Так незаметно бежали дни. Дождливую осень сменяла снежная зима, потом наступала весна и солнечное лето.
И много событий произошло в семье Арсеньевых, с тех пор как озорная, веселая Динка в первый раз появилась на хуторе. События эти были нерадостными. Первым большим горем для всей семьи была смерть дедушки Никича. Особенно тяжело пережила ее Динка. Незащищенное сердце ее еще не могло и не умело мириться со своими потерями.
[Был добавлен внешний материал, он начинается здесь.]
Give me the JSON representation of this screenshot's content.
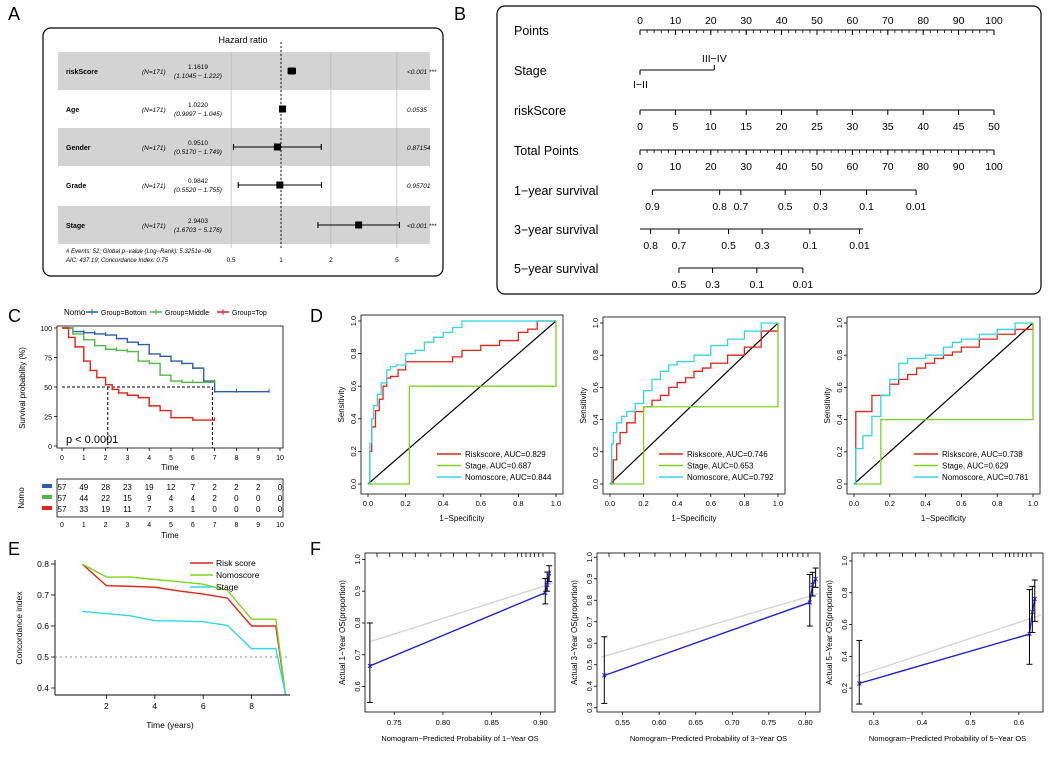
{
  "panel_letters": [
    "A",
    "B",
    "C",
    "D",
    "E",
    "F"
  ],
  "chart_data": [
    {
      "panel": "A",
      "type": "forest",
      "title": "Hazard ratio",
      "rows": [
        {
          "label": "riskScore",
          "n": "(N=171)",
          "hr": 1.1619,
          "hr_text": "1.1619",
          "ci_text": "(1.1045 − 1.222)",
          "lo": 1.1045,
          "hi": 1.222,
          "p": "<0.001 ***"
        },
        {
          "label": "Age",
          "n": "(N=171)",
          "hr": 1.022,
          "hr_text": "1.0220",
          "ci_text": "(0.9997 − 1.045)",
          "lo": 0.9997,
          "hi": 1.045,
          "p": "0.0535"
        },
        {
          "label": "Gender",
          "n": "(N=171)",
          "hr": 0.951,
          "hr_text": "0.9510",
          "ci_text": "(0.5170 − 1.749)",
          "lo": 0.517,
          "hi": 1.749,
          "p": "0.87154"
        },
        {
          "label": "Grade",
          "n": "(N=171)",
          "hr": 0.9842,
          "hr_text": "0.9842",
          "ci_text": "(0.5520 − 1.755)",
          "lo": 0.552,
          "hi": 1.755,
          "p": "0.95701"
        },
        {
          "label": "Stage",
          "n": "(N=171)",
          "hr": 2.9403,
          "hr_text": "2.9403",
          "ci_text": "(1.6703 − 5.176)",
          "lo": 1.6703,
          "hi": 5.176,
          "p": "<0.001 ***"
        }
      ],
      "xticks": [
        0.5,
        1,
        2,
        5
      ],
      "footnote": [
        "# Events: 52; Global p−value (Log−Rank): 5.3251e−06",
        "AIC: 437.19; Concordance Index: 0.75"
      ]
    },
    {
      "panel": "B",
      "type": "nomogram",
      "rows": [
        {
          "label": "Points",
          "min": 0,
          "max": 100,
          "ticks": [
            "0",
            "10",
            "20",
            "30",
            "40",
            "50",
            "60",
            "70",
            "80",
            "90",
            "100"
          ]
        },
        {
          "label": "Stage",
          "categories": [
            "I−II",
            "III−IV"
          ]
        },
        {
          "label": "riskScore",
          "min": 0,
          "max": 50,
          "ticks": [
            "0",
            "5",
            "10",
            "15",
            "20",
            "25",
            "30",
            "35",
            "40",
            "45",
            "50"
          ]
        },
        {
          "label": "Total Points",
          "min": 0,
          "max": 100,
          "ticks": [
            "0",
            "10",
            "20",
            "30",
            "40",
            "50",
            "60",
            "70",
            "80",
            "90",
            "100"
          ]
        },
        {
          "label": "1−year survival",
          "ticks": [
            "0.9",
            "0.8",
            "0.7",
            "0.5",
            "0.3",
            "0.1",
            "0.01"
          ]
        },
        {
          "label": "3−year survival",
          "ticks": [
            "0.8",
            "0.7",
            "0.5",
            "0.3",
            "0.1",
            "0.01"
          ]
        },
        {
          "label": "5−year survival",
          "ticks": [
            "0.5",
            "0.3",
            "0.1",
            "0.01"
          ]
        }
      ]
    },
    {
      "panel": "C",
      "type": "line",
      "subtype": "kaplan-meier",
      "legend_title": "Nomo",
      "legend": [
        "Group=Bottom",
        "Group=Middle",
        "Group=Top"
      ],
      "xlabel": "Time",
      "ylabel": "Survival probability (%)",
      "xticks": [
        0,
        1,
        2,
        3,
        4,
        5,
        6,
        7,
        8,
        9,
        10
      ],
      "yticks": [
        0,
        25,
        50,
        75,
        100
      ],
      "pvalue": "p < 0.0001",
      "median_times": [
        2.1,
        6.9
      ],
      "series": [
        {
          "name": "Group=Bottom",
          "color": "#2b5faa",
          "x": [
            0,
            0.5,
            1,
            1.5,
            2,
            2.5,
            3,
            3.5,
            4,
            4.5,
            5,
            5.5,
            6,
            6.5,
            7,
            8,
            9.5
          ],
          "y": [
            100,
            97,
            96,
            95,
            94,
            91,
            88,
            86,
            78,
            76,
            72,
            70,
            66,
            55,
            46,
            46,
            46
          ]
        },
        {
          "name": "Group=Middle",
          "color": "#52b848",
          "x": [
            0,
            0.5,
            1,
            1.5,
            2,
            2.5,
            3,
            3.5,
            4,
            4.5,
            5,
            5.5,
            6,
            7
          ],
          "y": [
            100,
            95,
            90,
            85,
            82,
            81,
            80,
            72,
            70,
            60,
            55,
            54,
            54,
            54
          ]
        },
        {
          "name": "Group=Top",
          "color": "#e2231a",
          "x": [
            0,
            0.3,
            0.6,
            1,
            1.3,
            1.6,
            2,
            2.3,
            2.6,
            3,
            3.5,
            4,
            4.5,
            5,
            6,
            7
          ],
          "y": [
            100,
            92,
            84,
            72,
            64,
            58,
            52,
            48,
            45,
            43,
            41,
            34,
            30,
            24,
            22,
            22
          ]
        }
      ],
      "risk_table": {
        "title": "Nomo",
        "xlabel": "Time",
        "rows": [
          {
            "color": "#2b5faa",
            "values": [
              "57",
              "49",
              "28",
              "23",
              "19",
              "12",
              "7",
              "2",
              "2",
              "2",
              "0"
            ]
          },
          {
            "color": "#52b848",
            "values": [
              "57",
              "44",
              "22",
              "15",
              "9",
              "4",
              "4",
              "2",
              "0",
              "0",
              "0"
            ]
          },
          {
            "color": "#e2231a",
            "values": [
              "57",
              "33",
              "19",
              "11",
              "7",
              "3",
              "1",
              "0",
              "0",
              "0",
              "0"
            ]
          }
        ]
      }
    },
    {
      "panel": "D",
      "type": "line",
      "subtype": "roc",
      "plots": [
        {
          "xlabel": "1−Specificity",
          "ylabel": "Sensitivity",
          "legend": [
            "Riskscore, AUC=0.829",
            "Stage, AUC=0.687",
            "Nomoscore, AUC=0.844"
          ],
          "series": [
            {
              "name": "Riskscore",
              "color": "#e2231a",
              "x": [
                0,
                0.01,
                0.02,
                0.04,
                0.06,
                0.08,
                0.1,
                0.12,
                0.16,
                0.2,
                0.3,
                0.4,
                0.45,
                0.5,
                0.6,
                0.7,
                0.8,
                0.85,
                0.9,
                1
              ],
              "y": [
                0,
                0.2,
                0.35,
                0.45,
                0.52,
                0.6,
                0.65,
                0.66,
                0.7,
                0.75,
                0.75,
                0.75,
                0.78,
                0.82,
                0.85,
                0.88,
                0.93,
                0.95,
                1,
                1
              ]
            },
            {
              "name": "Stage",
              "color": "#7ed321",
              "x": [
                0,
                0.22,
                1
              ],
              "y": [
                0,
                0.6,
                1
              ]
            },
            {
              "name": "Nomoscore",
              "color": "#33d6e6",
              "x": [
                0,
                0.01,
                0.02,
                0.03,
                0.05,
                0.07,
                0.1,
                0.12,
                0.15,
                0.2,
                0.25,
                0.3,
                0.35,
                0.4,
                0.45,
                0.5,
                0.7,
                0.9,
                1
              ],
              "y": [
                0,
                0.25,
                0.4,
                0.48,
                0.55,
                0.62,
                0.7,
                0.72,
                0.73,
                0.8,
                0.82,
                0.87,
                0.9,
                0.93,
                0.96,
                1,
                1,
                1,
                1
              ]
            }
          ]
        },
        {
          "xlabel": "1−Specificity",
          "ylabel": "Sensitivity",
          "legend": [
            "Riskscore, AUC=0.746",
            "Stage, AUC=0.653",
            "Nomoscore, AUC=0.792"
          ],
          "series": [
            {
              "name": "Riskscore",
              "color": "#e2231a",
              "x": [
                0,
                0.02,
                0.04,
                0.06,
                0.1,
                0.15,
                0.2,
                0.25,
                0.3,
                0.35,
                0.4,
                0.45,
                0.5,
                0.55,
                0.6,
                0.7,
                0.8,
                0.9,
                1
              ],
              "y": [
                0,
                0.15,
                0.25,
                0.32,
                0.38,
                0.45,
                0.48,
                0.52,
                0.55,
                0.6,
                0.63,
                0.66,
                0.7,
                0.72,
                0.75,
                0.8,
                0.85,
                0.95,
                1
              ]
            },
            {
              "name": "Stage",
              "color": "#7ed321",
              "x": [
                0,
                0.2,
                1
              ],
              "y": [
                0,
                0.48,
                1
              ]
            },
            {
              "name": "Nomoscore",
              "color": "#33d6e6",
              "x": [
                0,
                0.01,
                0.02,
                0.04,
                0.07,
                0.1,
                0.15,
                0.2,
                0.25,
                0.3,
                0.35,
                0.4,
                0.5,
                0.6,
                0.7,
                0.8,
                0.9,
                1
              ],
              "y": [
                0,
                0.25,
                0.32,
                0.38,
                0.42,
                0.45,
                0.5,
                0.58,
                0.65,
                0.7,
                0.74,
                0.76,
                0.8,
                0.86,
                0.9,
                0.95,
                1,
                1
              ]
            }
          ]
        },
        {
          "xlabel": "1−Specificity",
          "ylabel": "Sensitivity",
          "legend": [
            "Riskscore, AUC=0.738",
            "Stage, AUC=0.629",
            "Nomoscore, AUC=0.781"
          ],
          "series": [
            {
              "name": "Riskscore",
              "color": "#e2231a",
              "x": [
                0,
                0.01,
                0.05,
                0.1,
                0.15,
                0.2,
                0.25,
                0.3,
                0.35,
                0.4,
                0.45,
                0.5,
                0.55,
                0.6,
                0.7,
                0.8,
                0.9,
                1
              ],
              "y": [
                0,
                0.45,
                0.45,
                0.55,
                0.55,
                0.62,
                0.65,
                0.68,
                0.72,
                0.75,
                0.78,
                0.8,
                0.82,
                0.85,
                0.9,
                0.93,
                0.96,
                1
              ]
            },
            {
              "name": "Stage",
              "color": "#7ed321",
              "x": [
                0,
                0.15,
                1
              ],
              "y": [
                0,
                0.4,
                1
              ]
            },
            {
              "name": "Nomoscore",
              "color": "#33d6e6",
              "x": [
                0,
                0.01,
                0.05,
                0.1,
                0.15,
                0.2,
                0.25,
                0.3,
                0.4,
                0.5,
                0.55,
                0.6,
                0.7,
                0.8,
                0.9,
                1
              ],
              "y": [
                0,
                0.22,
                0.3,
                0.42,
                0.55,
                0.65,
                0.75,
                0.78,
                0.8,
                0.85,
                0.88,
                0.9,
                0.93,
                0.96,
                1,
                1
              ]
            }
          ]
        }
      ]
    },
    {
      "panel": "E",
      "type": "line",
      "xlabel": "Time (years)",
      "ylabel": "Concordance index",
      "xticks": [
        2,
        4,
        6,
        8
      ],
      "yticks": [
        0.4,
        0.5,
        0.6,
        0.7,
        0.8
      ],
      "xlim": [
        0,
        10
      ],
      "ylim": [
        0.38,
        0.82
      ],
      "legend": [
        "Risk score",
        "Nomoscore",
        "Stage"
      ],
      "reference": 0.5,
      "series": [
        {
          "name": "Risk score",
          "color": "#e2231a",
          "x": [
            1,
            2,
            3,
            4,
            5,
            6,
            7,
            8,
            9,
            9.4
          ],
          "y": [
            0.8,
            0.73,
            0.728,
            0.725,
            0.713,
            0.703,
            0.69,
            0.6,
            0.6,
            0.38
          ]
        },
        {
          "name": "Nomoscore",
          "color": "#7ed321",
          "x": [
            1,
            2,
            3,
            4,
            5,
            6,
            7,
            8,
            9,
            9.4
          ],
          "y": [
            0.8,
            0.758,
            0.758,
            0.75,
            0.743,
            0.735,
            0.715,
            0.622,
            0.622,
            0.38
          ]
        },
        {
          "name": "Stage",
          "color": "#33d6e6",
          "x": [
            1,
            2,
            3,
            4,
            5,
            6,
            7,
            8,
            9,
            9.4
          ],
          "y": [
            0.647,
            0.64,
            0.633,
            0.617,
            0.616,
            0.614,
            0.602,
            0.527,
            0.527,
            0.38
          ]
        }
      ]
    },
    {
      "panel": "F",
      "type": "line",
      "subtype": "calibration",
      "plots": [
        {
          "xlabel": "Nomogram−Predicted Probability of 1−Year OS",
          "ylabel": "Actual 1−Year OS(proportion)",
          "xticks": [
            0.75,
            0.8,
            0.85,
            0.9
          ],
          "yticks": [
            0.6,
            0.7,
            0.8,
            0.9,
            1.0
          ],
          "xlim": [
            0.72,
            0.915
          ],
          "ylim": [
            0.52,
            1.02
          ],
          "points": [
            {
              "x": 0.725,
              "y": 0.665,
              "lo": 0.55,
              "hi": 0.8
            },
            {
              "x": 0.905,
              "y": 0.895,
              "lo": 0.86,
              "hi": 0.94
            },
            {
              "x": 0.907,
              "y": 0.92,
              "lo": 0.9,
              "hi": 0.96
            },
            {
              "x": 0.909,
              "y": 0.955,
              "lo": 0.93,
              "hi": 0.98
            }
          ]
        },
        {
          "xlabel": "Nomogram−Predicted Probability of 3−Year OS",
          "ylabel": "Actual 3−Year OS(proportion)",
          "xticks": [
            0.55,
            0.6,
            0.65,
            0.7,
            0.75,
            0.8
          ],
          "yticks": [
            0.3,
            0.4,
            0.5,
            0.6,
            0.7,
            0.8,
            0.9,
            1.0
          ],
          "xlim": [
            0.515,
            0.82
          ],
          "ylim": [
            0.28,
            1.02
          ],
          "points": [
            {
              "x": 0.525,
              "y": 0.45,
              "lo": 0.32,
              "hi": 0.63
            },
            {
              "x": 0.806,
              "y": 0.79,
              "lo": 0.68,
              "hi": 0.92
            },
            {
              "x": 0.81,
              "y": 0.87,
              "lo": 0.82,
              "hi": 0.93
            },
            {
              "x": 0.814,
              "y": 0.9,
              "lo": 0.86,
              "hi": 0.95
            }
          ]
        },
        {
          "xlabel": "Nomogram−Predicted Probability of 5−Year OS",
          "ylabel": "Actual 5−Year OS(proportion)",
          "xticks": [
            0.3,
            0.4,
            0.5,
            0.6
          ],
          "yticks": [
            0.2,
            0.4,
            0.6,
            0.8,
            1.0
          ],
          "xlim": [
            0.255,
            0.65
          ],
          "ylim": [
            0.05,
            1.05
          ],
          "points": [
            {
              "x": 0.27,
              "y": 0.23,
              "lo": 0.1,
              "hi": 0.5
            },
            {
              "x": 0.622,
              "y": 0.54,
              "lo": 0.35,
              "hi": 0.82
            },
            {
              "x": 0.628,
              "y": 0.68,
              "lo": 0.55,
              "hi": 0.84
            },
            {
              "x": 0.633,
              "y": 0.76,
              "lo": 0.62,
              "hi": 0.88
            }
          ]
        }
      ]
    }
  ]
}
Когда Никич умирал, Динке все казалось, что смерть не придет за ним, если она, Динка, будет его сторожить… Она перестала спать по ночам и, встав с постели, тихо брела по темному коридору на свет ночника. В комнате Никича всегда горела печка, дверцы ее были открыты, поленья уютно потрескивали. Никич, обложенный подушками, полулежал в своем любимом «Сашином» кресле. Сухонькая фигурка его, закутанная в одеяло, казалась совсем детской; седая голова на тонкой, исхудавшей шее покоилась на подушке. Никич никому не позволял дежурить около него ночью; на столике рядом с креслом всегда стояло приготовленное ему на ночь питье и порошки от кашля. Казалось, все в доме спали, но стоило только старику закашлять, как из спальни неслышно появлялась Марина. Леня давно уже отвоевал себе право ставить свою раскладушку в комнате Никича, Мышка оставляла на столике звонкий школьный колокольчик и брала с Никича слово звонить, если ему что-нибудь понадобится. Старика утешала и расстраивала забота домашних, особенно трогала его Динка.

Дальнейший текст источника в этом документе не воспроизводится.